Filmik obejrzałem, no cóż, popylał.

Jeszcze co do wydajności grafiki - mam pod ręką podręcznik użytkownika Optimusa (1995 r. ale przed Win 95 - opiera się o DOS i WfW 3.11)) i jest tam wykres słupkowy kart graficznych. Bardzo duże rozbieżności pod względem wydajności. Co prawda pod Windows (test Wintach), ale karta Power Weitek 9001 była szybsza od najtańszych paści 512 KB (zapewne jakiś Trident) szacunkowo (podziałka jest co 20 jednostek) jak 3:138. Wielokrotna deklasacja. Stąd zapewne różne od reszty wspomnienia świnki. Mógł mieć w pracy jakiś super wydajny 386, ale z pewnością nie był to ówczesny standard.
[#201] Re: NG vs emulacja, czyli od wyższości bytu nad mytem (ewentualnie mytu nad bytem)

@adam_mierzwa, post #200

Stąd zapewne różne od reszty wspomnienia świnki. Mógł mieć w pracy jakiś super wydajny 386, ale z pewnością nie był to ówczesny standard.

To możliwe.
Najpierw praca, pewna gazeta gdzie Corel 3.0 chodził całkiem nieźle na 386 DX z koprocesorem Weiteka.
Potem AGH gdzie wszyscy mieli sprzęt raczej na wypasie.


Ostatnia aktualizacja: 25.11.2018 19:33:57 przez swinkamor12
[#202] Re: NG vs emulacja, czyli od wyższości bytu nad mytem (ewentualnie mytu nad bytem)

@adam_mierzwa, post #200

Doom 1 i 2 to w sumie ten sam silnik. Nawet WADy z Doom 1 da się na exeku z 2-ki uruchomić. Być może tego Doom2 próbowałeś uruchomić w Windowsie, wtedy mogłoby zmulać, szczególnie że ta wersja obsługiwała też wyższą rozdzielczość. Ja nie zauważyłem różnicy pomiędzy wydajnością DOSowego D1 i D2.

486DX2 wyszedł przed Pentiumem, gdzieś w 1992 vs Pentium w 1993. To DX4 (właściwie powinny się nazywać DX3...) wyszedł później i były niejako tańszą alternatywą dla Pentiumów.

Jeśli chodzi o kombinowanie to tylko niektóre gry przysparzały problemy np. Cannon Fodder który zawsze biadolił o braku pamięci "konwencjonalnej" i trzeba było najlepiej bootować ze specjalnej dyskietki która nie ładowała dokładnie nic do pamięci i wtedy działał. Taka to byłą specyfika tamtych czasów. Na Amidze nie powiesz że się nie "kombinowało" Smutny czarny DOS można wspominać miło bo dlaczego nie? Taki był wtedy klimat na PC, nikt z tego powodu nie biadolił a jak chciał poklikać w okienkowym systemie to też mógł bo takowe istniały i cała masa programów na nie też była dostępna.

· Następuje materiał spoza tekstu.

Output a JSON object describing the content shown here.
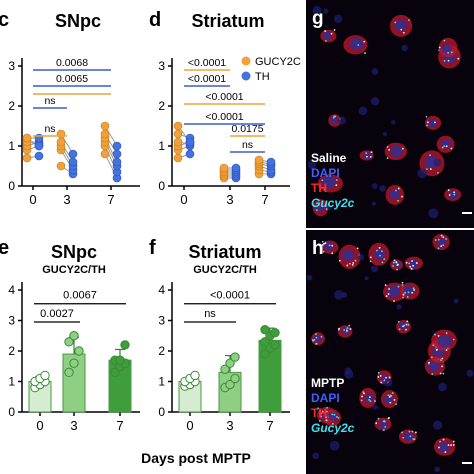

Ja miałem 386SX 25MHz (podkręcony zworką na 33MHz) z bieda-VGA 512KB (Trident właśnie) i oryginalnego Windowsa 3.10, Worda 5.0 i Excela 4.0. System w Windowsie w 800x600 256 kolorów działał bardzo dobrze. Na tyle dobrze że inne tryby graficzne takie jak 16 kolorów nie miały żadnej racji bytu i nigdy ich nie używałem. A1200 w 256 kolorach wyraźnie zamula do tego stopnia że ten tryb jest mało użyteczny I tu upatruję powodu narzekania świni morskiej na AGA.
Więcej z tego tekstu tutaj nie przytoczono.